The second part, hosted by Chautuileo Tranamil, will teach people to use Indigenous symbolism and techniques in various forms of protest arts and artisanry, ranging from banner- and flag-making to weaving bracelets in Indigenous designs. As such, she will offer practical tools for starting the process of cultural repair for Indigenous people’s and their comrads.
 
✊🏽About the workshop-facilitators:
Esther Stanford-Xosei is a jurisconsult (legal specialist in jurisprudence), reparationist, (reparations activist), Ourstorian and dynamic community advocate specializing in the critical legal praxis of ‘law as resistance’. She is a modern day abolitionist and freedom fighter, passionate about law, justice and education and using those as tools in resisting forms of oppression and injustice.

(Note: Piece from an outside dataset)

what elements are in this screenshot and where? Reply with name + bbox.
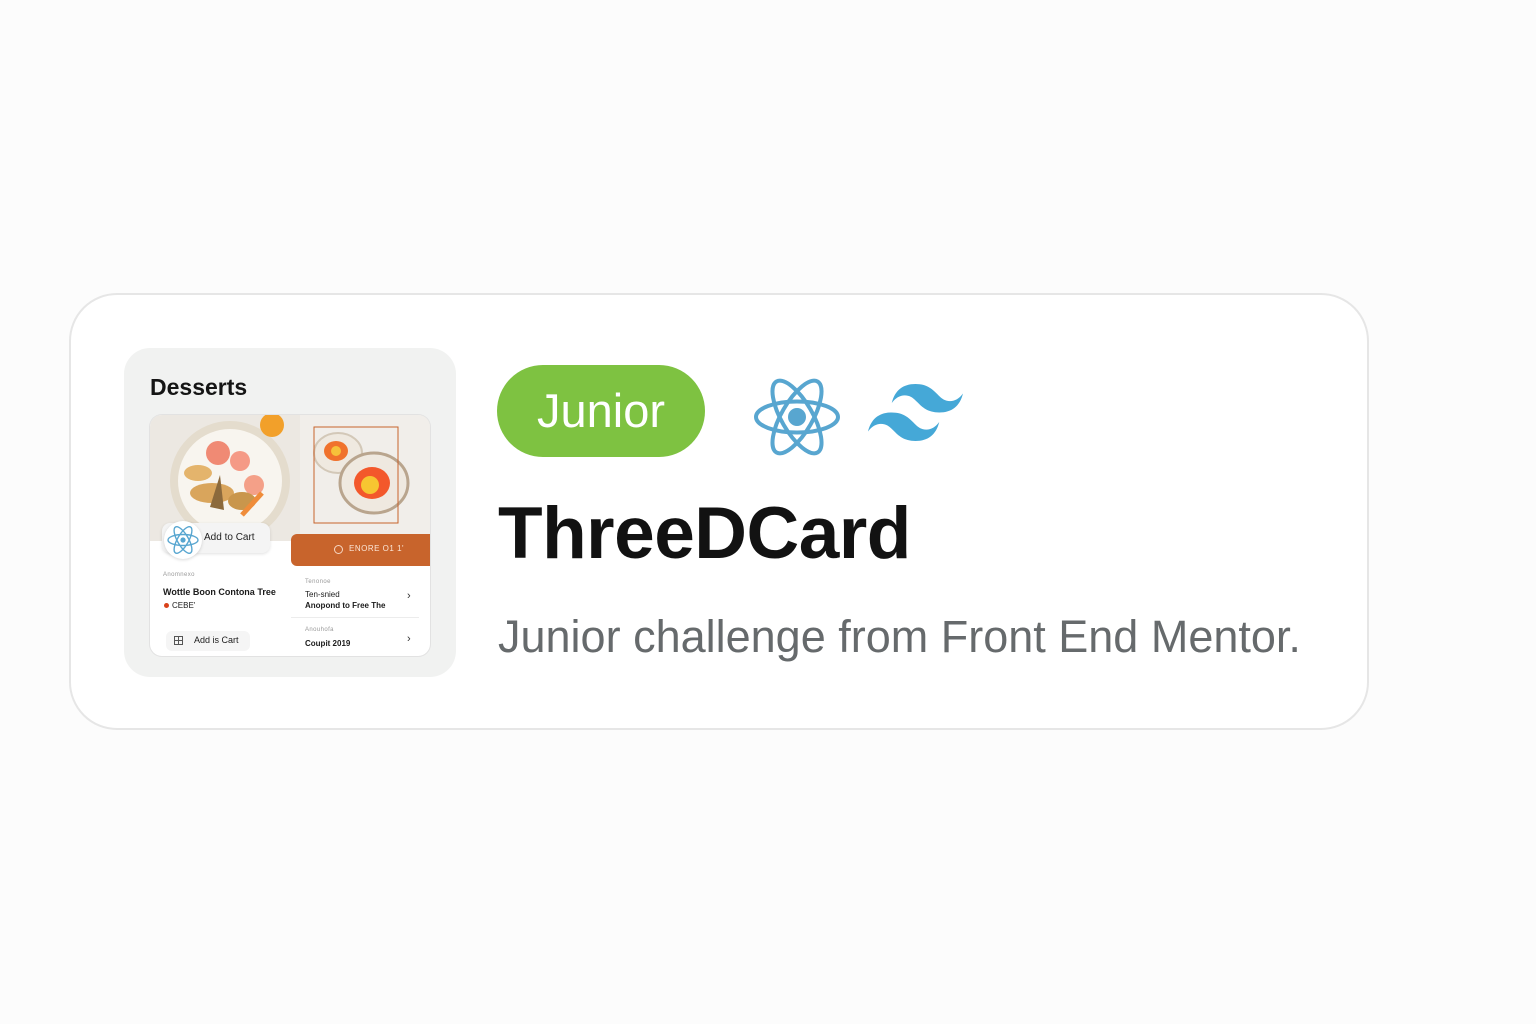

Chautuileo Tranamil has worked on a global scale with grassroots communities, especially Indigenous peoples. As a Mapuche-Pewenche herself, she is committed to the well-being of Indigenous communities around the world. Through her work, she is always celebrating the spirit of Indigenous peoples, and honoring their rights, cultural beliefs and local practices. She is the co-founder of Indigenous Liberation and Aralez, a collective for decolonization.
 
✊🏽Time-line:
10:00-10:30 Walk-in / Coffee + Tea
10:30-12:30 Esther Stanford-Xosei Part 1: What does reparations entail? What tools do we have?
12:30-13:30 lunch (€4,50 to €5,50 pp)
13:30-15:00 Esther Stanford-Xosei Part 2: Interactive Session: Preparing your own moves for repair.
15:00-15:30 Break / Coffee + Tea / Walk-in Second Workshop.
15:30-17:30 Chautuileo Tranamil: Cultural visibility at demonstrations: Using Indigenous symbolism & techniques for making protest art (banners / bracelets / flags)
17:30-18:00 Walk-out
 
✊🏽Indigenous Liberation Day Festival & March:
This event is part of the activities surrounding Indigenous liberation Day. On October 12th, Aralez is organising a day full of activities as part of Indigenous Liberation Day: a solidarity march, Mapu commemoration and solidarity ceremony, a 1492 people’s tribunal, cultural performances and panels. Together we reflect upon on the day that Columbus invaded Abya Yala (the American continent) in 1492. A date that marks the symbolic beginning of European colonialism. Resulting in the break-down of the right to self-determination, identity and culture of Indigenous People’s worldwide. Indigenous land defenders are still displaced and killed; rivers and environment polluted; and land being colonised for large multinationals. The result is the current climate crisis. Therefore, it is time for reparations, justice and decolonisation!